Will, a son of earth, defraud, God? Nevertheless, ye, have been defrauding me, and yet ye say, Wherein have we defrauded thee? In the tithe and the offering.
9 Met een vloek zijt gij vervloekt, omdat gij Mij berooft, zelfs het ganse volk.
With a curse, have ye been cursing, and yet, me, have ye been defrauding, — the whole nation.
10 Brengt al de tienden in het schathuis, opdat er spijze zij in Mijn huis; en beproeft Mij nu daarin, zegt de HEERE der heirscharen, of Ik u dan niet opendoen zal de vensteren des hemels, en u zegen afgieten, zodat er geen schuren genoeg wezen zullen.
Bring ye all the tithe into the storehouse, that there may be food in my house, Yea, I pray you, put me to the proof hereby, saith Yahweh of hosts, whether I will not open to you the sluices of the heavens, and pour out for you blessing, until there be no room.
11 En Ik zal om uwentwil den opeter schelden, dat hij u de vrucht des lands niet verderve; en de wijnstok op het veld zal u geen misdracht voortbrengen, zegt de HEERE der heirscharen.
Then will I rebuke, for you, the devourer that he spoil not, for you, the fruit of the ground, — neither shall the vine in the field, be barren to you, saith Yahweh of hosts.
12 En alle heidenen zullen u gelukzalig noemen; want gijlieden zult een lustig land zijn, zegt de HEERE der heirscharen.
So shall all the nations, pronounce you happy, —for, ye, shall become, a land of delight, saith Yahweh of hosts.
13 Uw woorden zijn tegen Mij te sterk geworden, zegt de HEERE; maar gij zegt: Wat hebben wij tegen U gesproken?
Stout against me, have been your words, saith Yahweh, —and yet ye say, What have we spoken, one to another, against thee?
14 Gij zegt: Het is tevergeefs God te dienen; want wat nuttigheid is het, dat wij Zijn wacht waarnemen, en dat wij in het zwart gaan, voor het aangezicht des HEEREN der heirscharen?
Ye have said, Vain is it to serve God, —and, What profit when we have kept his charge, or when we have walked gloomily before Yahweh of hosts?
15 En nu, wij achten de hoogmoedigen gelukzalig; ook die goddeloosheid doen, worden gebouwd; ook verzoeken zij den HEERE, en ontkomen.
Now, therefore, we are pronouncing happy—the proud, —and, the doers of lawlessness have, even been built up, and, they who have put God to the proof, have even been delivered.
16 Alsdan spreken, die den HEERE vrezen, een ieder tot zijn naaste: De HEERE merkt er toch op en hoort, en er is een gedenkboek voor Zijn aangezicht geschreven, voor degenen, die den HEERE vrezen, en voor degenen, die aan Zijn Naam gedenken.

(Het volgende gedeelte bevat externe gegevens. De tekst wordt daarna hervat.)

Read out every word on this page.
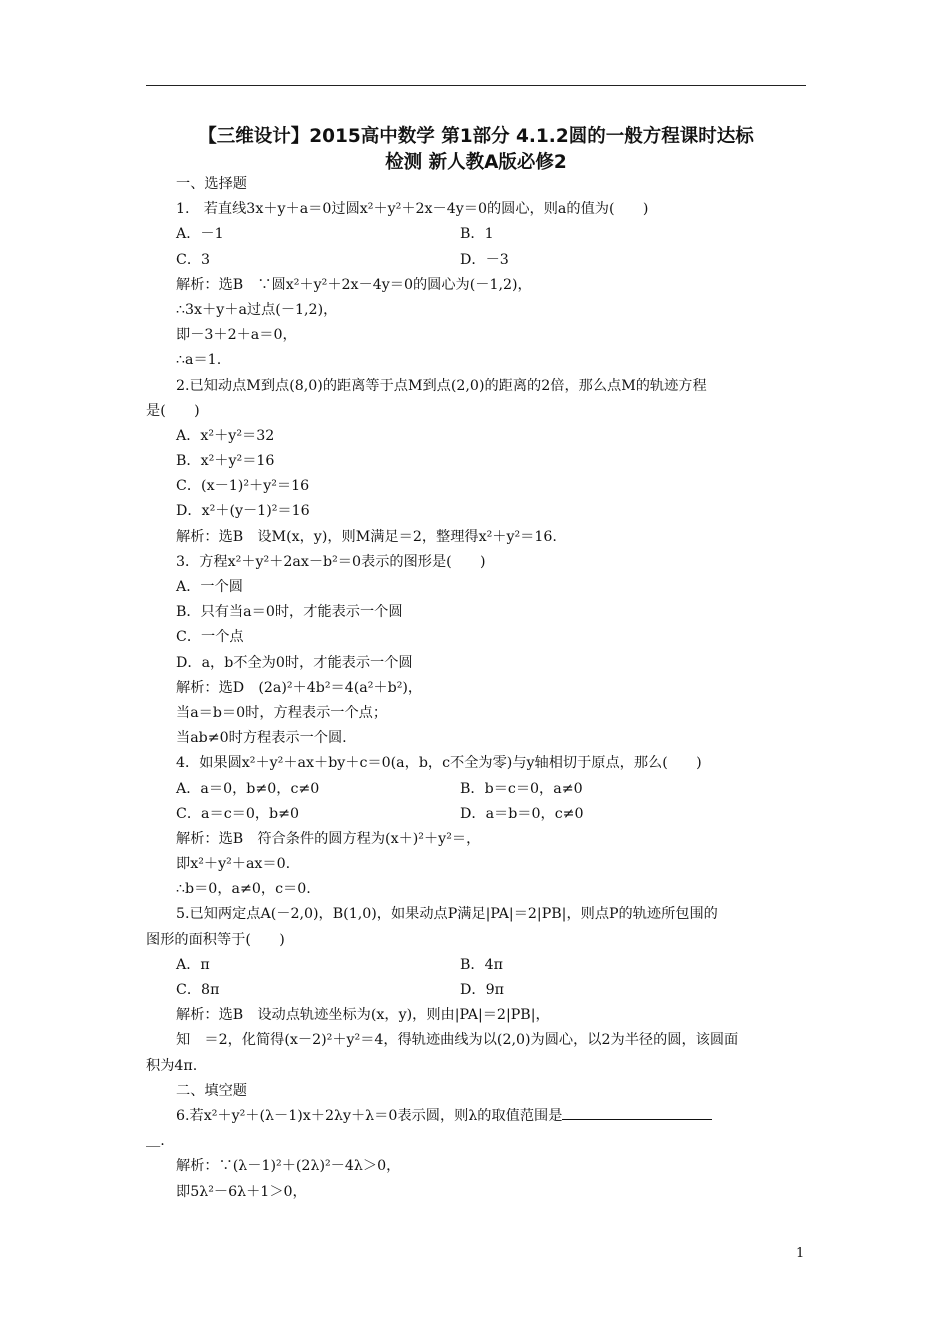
【三维设计】2015高中数学 第1部分 4.1.2圆的一般方程课时达标
检测 新人教A版必修2
一、选择题
1.　若直线3x＋y＋a＝0过圆x²＋y²＋2x－4y＝0的圆心，则a的值为(　　)
A．－1	B．1
C．3	D．－3
解析：选B　∵圆x²＋y²＋2x－4y＝0的圆心为(－1,2)，
∴3x＋y＋a过点(－1,2)，
即－3＋2＋a＝0，
∴a＝1.
2.已知动点M到点(8,0)的距离等于点M到点(2,0)的距离的2倍，那么点M的轨迹方程
是(　　)
A．x²＋y²＝32
B．x²＋y²＝16
C．(x－1)²＋y²＝16
D．x²＋(y－1)²＝16
解析：选B　设M(x，y)，则M满足＝2，整理得x²＋y²＝16.
3．方程x²＋y²＋2ax－b²＝0表示的图形是(　　)
A．一个圆
B．只有当a＝0时，才能表示一个圆
C．一个点
D．a，b不全为0时，才能表示一个圆
解析：选D　(2a)²＋4b²＝4(a²＋b²)，
当a＝b＝0时，方程表示一个点；
当ab≠0时方程表示一个圆.
4．如果圆x²＋y²＋ax＋by＋c＝0(a，b，c不全为零)与y轴相切于原点，那么(　　)
A．a＝0，b≠0，c≠0	B．b＝c＝0，a≠0
C．a＝c＝0，b≠0	D．a＝b＝0，c≠0
解析：选B　符合条件的圆方程为(x＋)²＋y²＝，
即x²＋y²＋ax＝0.
∴b＝0，a≠0，c＝0.
5.已知两定点A(－2,0)，B(1,0)，如果动点P满足|PA|＝2|PB|，则点P的轨迹所包围的
图形的面积等于(　　)
A．π	B．4π
C．8π	D．9π
解析：选B　设动点轨迹坐标为(x，y)，则由|PA|＝2|PB|，
知　＝2，化简得(x－2)²＋y²＝4，得轨迹曲线为以(2,0)为圆心，以2为半径的圆，该圆面
积为4π.
二、填空题
6.若x²＋y²＋(λ－1)x＋2λy＋λ＝0表示圆，则λ的取值范围是
＿.
解析：∵(λ－1)²＋(2λ)²－4λ＞0，
即5λ²－6λ＋1＞0，
1
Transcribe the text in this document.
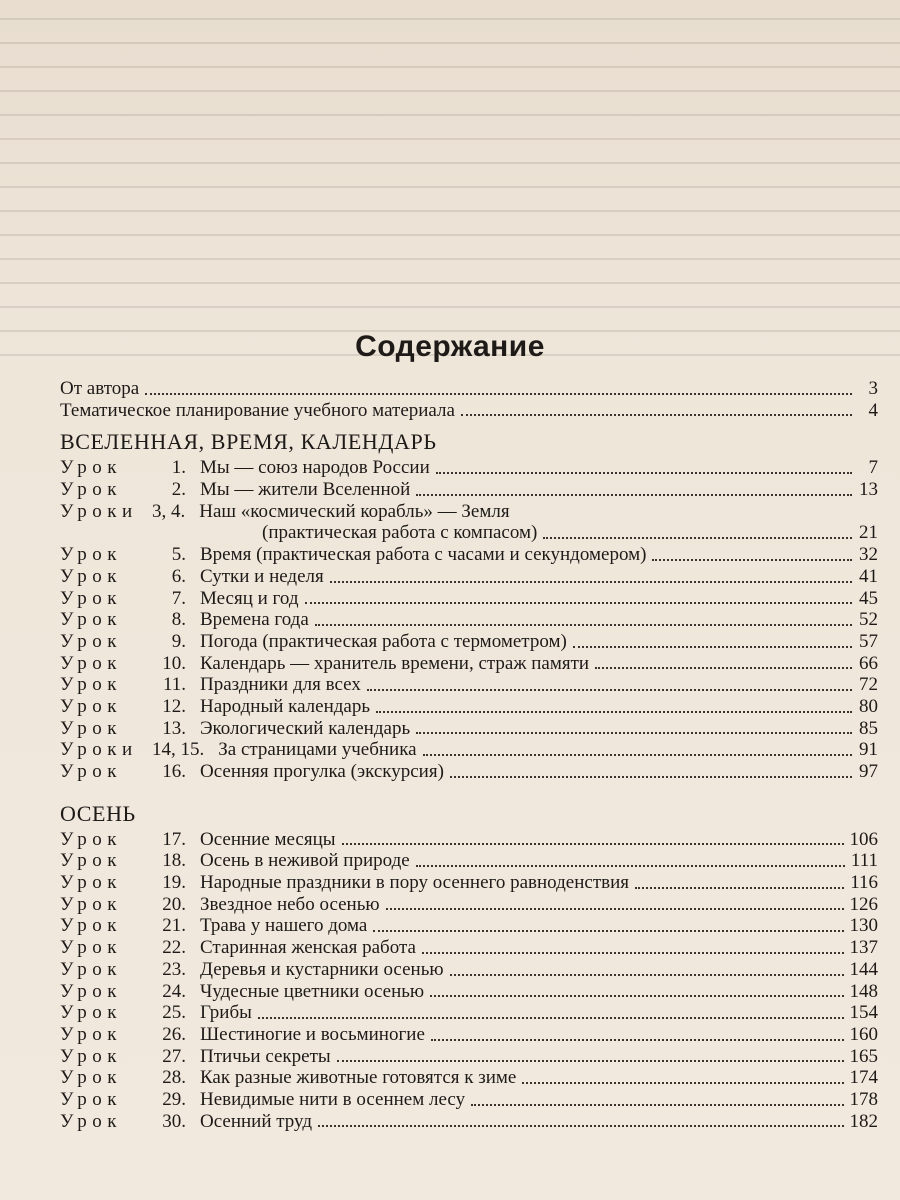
Содержание
От автора	3
Тематическое планирование учебного материала	4
ВСЕЛЕННАЯ, ВРЕМЯ, КАЛЕНДАРЬ
Урок	1. Мы — союз народов России	7
Урок	2. Мы — жители Вселенной	13
Уроки 3, 4. Наш «космический корабль» — Земля
(практическая работа с компасом)	21
Урок	5. Время (практическая работа с часами и секундомером)	32
Урок	6. Сутки и неделя	41
Урок	7. Месяц и год	45
Урок	8. Времена года	52
Урок	9. Погода (практическая работа с термометром)	57
Урок	10. Календарь — хранитель времени, страж памяти	66
Урок	11. Праздники для всех	72
Урок	12. Народный календарь	80
Урок	13. Экологический календарь	85
Уроки 14, 15. За страницами учебника	91
Урок	16. Осенняя прогулка (экскурсия)	97
ОСЕНЬ
Урок	17. Осенние месяцы	106
Урок	18. Осень в неживой природе	111
Урок	19. Народные праздники в пору осеннего равноденствия	116
Урок	20. Звездное небо осенью	126
Урок	21. Трава у нашего дома	130
Урок	22. Старинная женская работа	137
Урок	23. Деревья и кустарники осенью	144
Урок	24. Чудесные цветники осенью	148
Урок	25. Грибы	154
Урок	26. Шестиногие и восьминогие	160
Урок	27. Птичьи секреты	165
Урок	28. Как разные животные готовятся к зиме	174
Урок	29. Невидимые нити в осеннем лесу	178
Урок	30. Осенний труд	182
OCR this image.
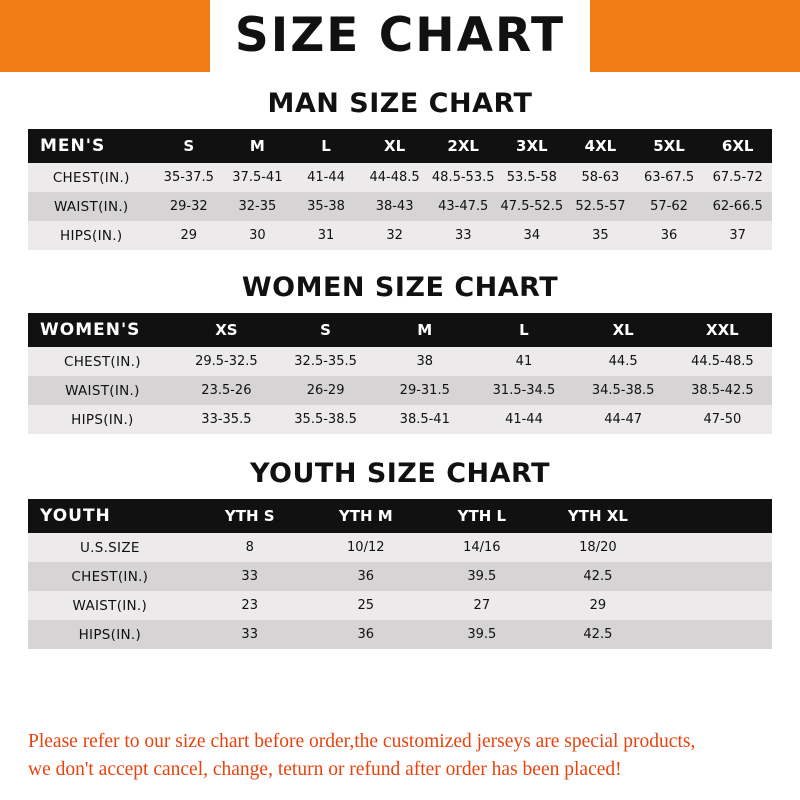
SIZE CHART
MAN SIZE CHART
MEN'S	S	M	L	XL	2XL	3XL	4XL	5XL	6XL
CHEST(IN.)	35-37.5	37.5-41	41-44	44-48.5	48.5-53.5	53.5-58	58-63	63-67.5	67.5-72
WAIST(IN.)	29-32	32-35	35-38	38-43	43-47.5	47.5-52.5	52.5-57	57-62	62-66.5
HIPS(IN.)	29	30	31	32	33	34	35	36	37
WOMEN SIZE CHART
WOMEN'S	XS	S	M	L	XL	XXL
CHEST(IN.)	29.5-32.5	32.5-35.5	38	41	44.5	44.5-48.5
WAIST(IN.)	23.5-26	26-29	29-31.5	31.5-34.5	34.5-38.5	38.5-42.5
HIPS(IN.)	33-35.5	35.5-38.5	38.5-41	41-44	44-47	47-50
YOUTH SIZE CHART
YOUTH	YTH S	YTH M	YTH L	YTH XL	
U.S.SIZE	8	10/12	14/16	18/20	
CHEST(IN.)	33	36	39.5	42.5	
WAIST(IN.)	23	25	27	29	
HIPS(IN.)	33	36	39.5	42.5	
Please refer to our size chart before order,the customized jerseys are special products,
we don't accept cancel, change, teturn or refund after order has been placed!
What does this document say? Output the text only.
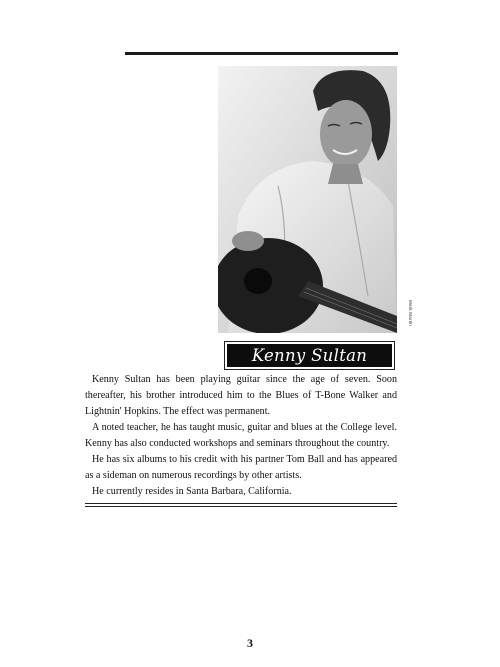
Mark Martin
Kenny Sultan

Kenny Sultan has been playing guitar since the age of seven. Soon thereafter, his brother introduced him to the Blues of T-Bone Walker and Lightnin' Hopkins. The effect was permanent.

A noted teacher, he has taught music, guitar and blues at the College level. Kenny has also conducted workshops and seminars throughout the country.

He has six albums to his credit with his partner Tom Ball and has appeared as a sideman on numerous recordings by other artists.

He currently resides in Santa Barbara, California.

3
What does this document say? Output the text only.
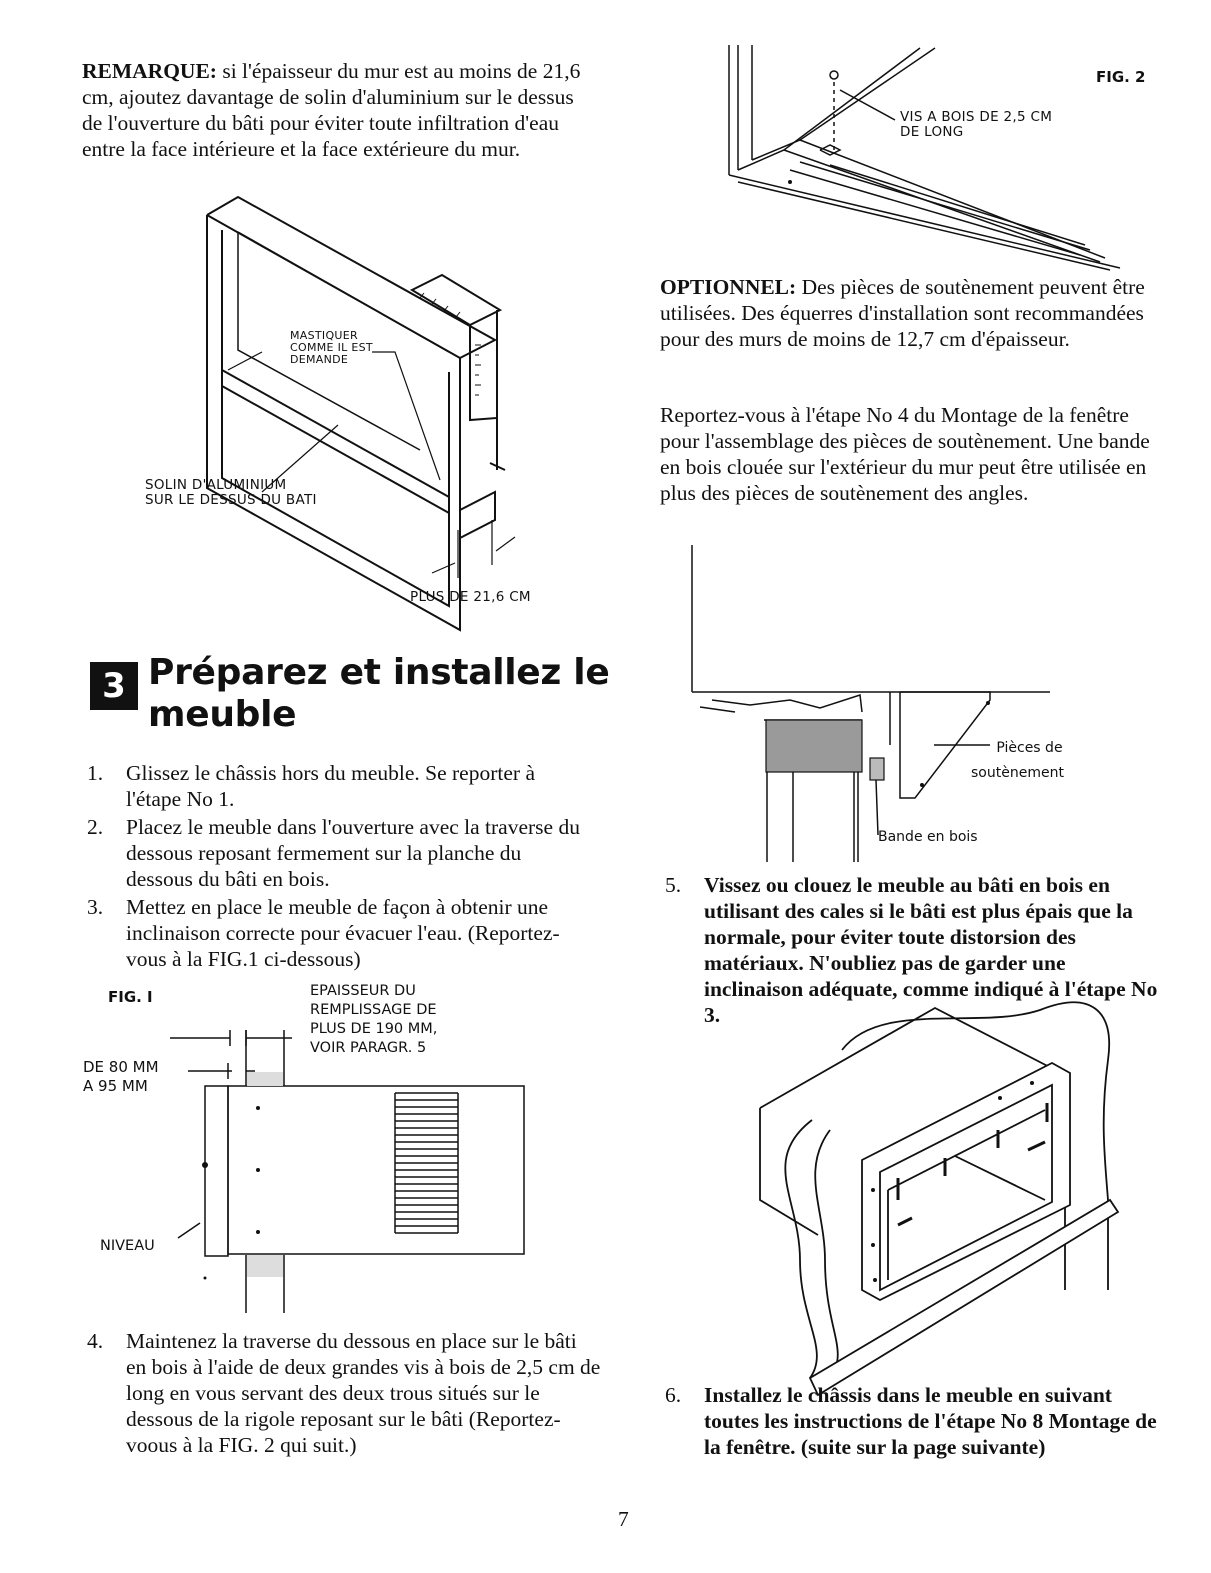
REMARQUE: si l'épaisseur du mur est au moins de 21,6 cm, ajoutez davantage de solin d'aluminium sur le dessus de l'ouverture du bâti pour éviter toute infiltration d'eau entre la face intérieure et la face extérieure du mur.
MASTIQUER
COMME IL EST
DEMANDE
SOLIN D'ALUMINIUM
SUR LE DESSUS DU BATI
PLUS DE 21,6 CM
3 Préparez et installez le
meuble
1. Glissez le châssis hors du meuble. Se reporter à l'étape No 1.
2. Placez le meuble dans l'ouverture avec la traverse du dessous reposant fermement sur la planche du dessous du bâti en bois.
3. Mettez en place le meuble de façon à obtenir une inclinaison correcte pour évacuer l'eau. (Reportez-vous à la FIG.1 ci-dessous)
FIG. I	EPAISSEUR DU
REMPLISSAGE DE
PLUS DE 190 MM,
VOIR PARAGR. 5
DE 80 MM
A 95 MM
NIVEAU
4. Maintenez la traverse du dessous en place sur le bâti en bois à l'aide de deux grandes vis à bois de 2,5 cm de long en vous servant des deux trous situés sur le dessous de la rigole reposant sur le bâti (Reportez-voous à la FIG. 2 qui suit.)
FIG. 2
VIS A BOIS DE 2,5 CM
DE LONG
OPTIONNEL: Des pièces de soutènement peuvent être utilisées. Des équerres d'installation sont recommandées pour des murs de moins de 12,7 cm d'épaisseur.
Reportez-vous à l'étape No 4 du Montage de la fenêtre pour l'assemblage des pièces de soutènement. Une bande en bois clouée sur l'extérieur du mur peut être utilisée en plus des pièces de soutènement des angles.
Pièces de
soutènement
Bande en bois
5. Vissez ou clouez le meuble au bâti en bois en utilisant des cales si le bâti est plus épais que la normale, pour éviter toute distorsion des matériaux. N'oubliez pas de garder une inclinaison adéquate, comme indiqué à l'étape No 3.
6. Installez le châssis dans le meuble en suivant toutes les instructions de l'étape No 8 Montage de la fenêtre. (suite sur la page suivante)
7
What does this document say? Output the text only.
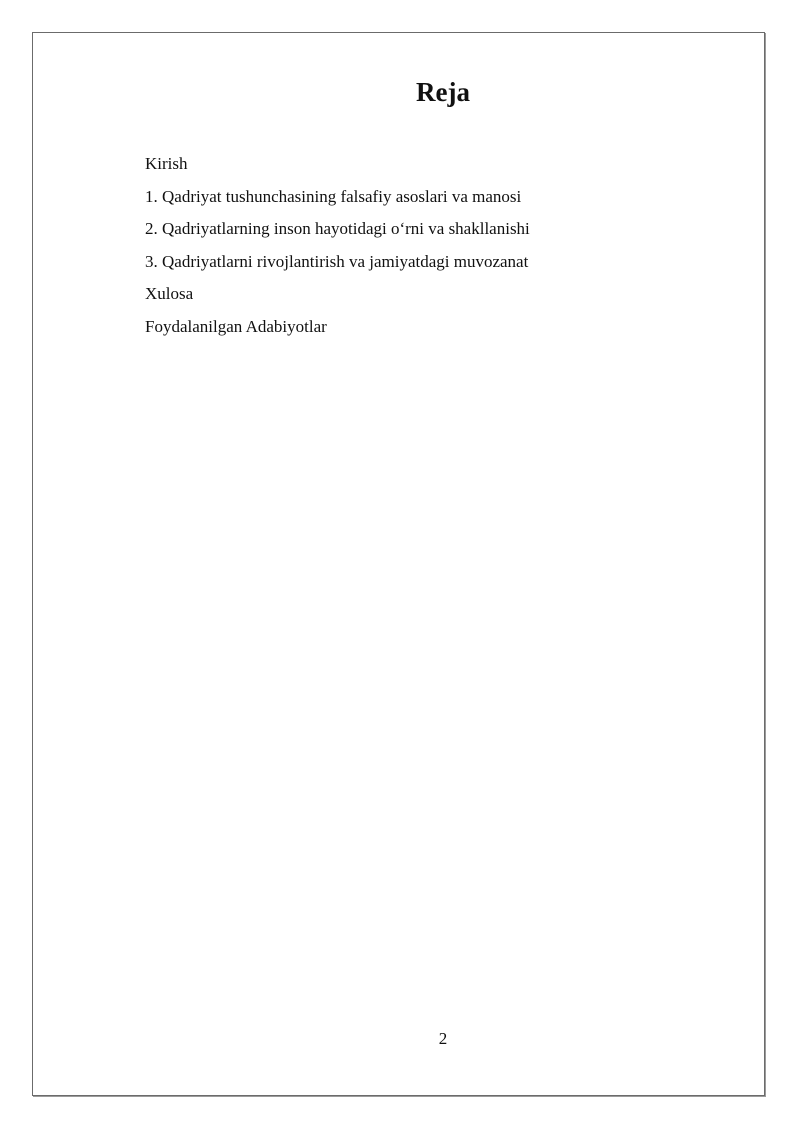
Reja
Kirish
1. Qadriyat tushunchasining falsafiy asoslari va manosi
2. Qadriyatlarning inson hayotidagi o‘rni va shakllanishi
3. Qadriyatlarni rivojlantirish va jamiyatdagi muvozanat
Xulosa
Foydalanilgan Adabiyotlar
2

Then, they who revered Yahweh, conversed, one with another, —and Yahweh hearkened, and heard, and there was written a book of remembrance before him, for them who revered Yahweh, and for such as thought of his Name.
17 En zij zullen, zegt de HEERE der heirscharen, te dien dage, dien Ik maken zal, Mij een eigendom zijn; en Ik zal hen verschonen, gelijk als een man zijn zoon verschoont, die hem dient.
Therefore shall they be mine, saith Yahweh of hosts, in the day for which, I, am preparing treasure, —and I will deal tenderly with them, just as a man, dealeth tenderly, with his own son who is serving him.
18 Dan zult gijlieden wederom zien, het onderscheid tussen den rechtvaardige en den goddeloze, tussen dien, die God dient, en dien, die Hem niet dient.
So shall ye return, and see the difference, between the righteous and the lawless, —between him that serveth God, and him that serveth him not.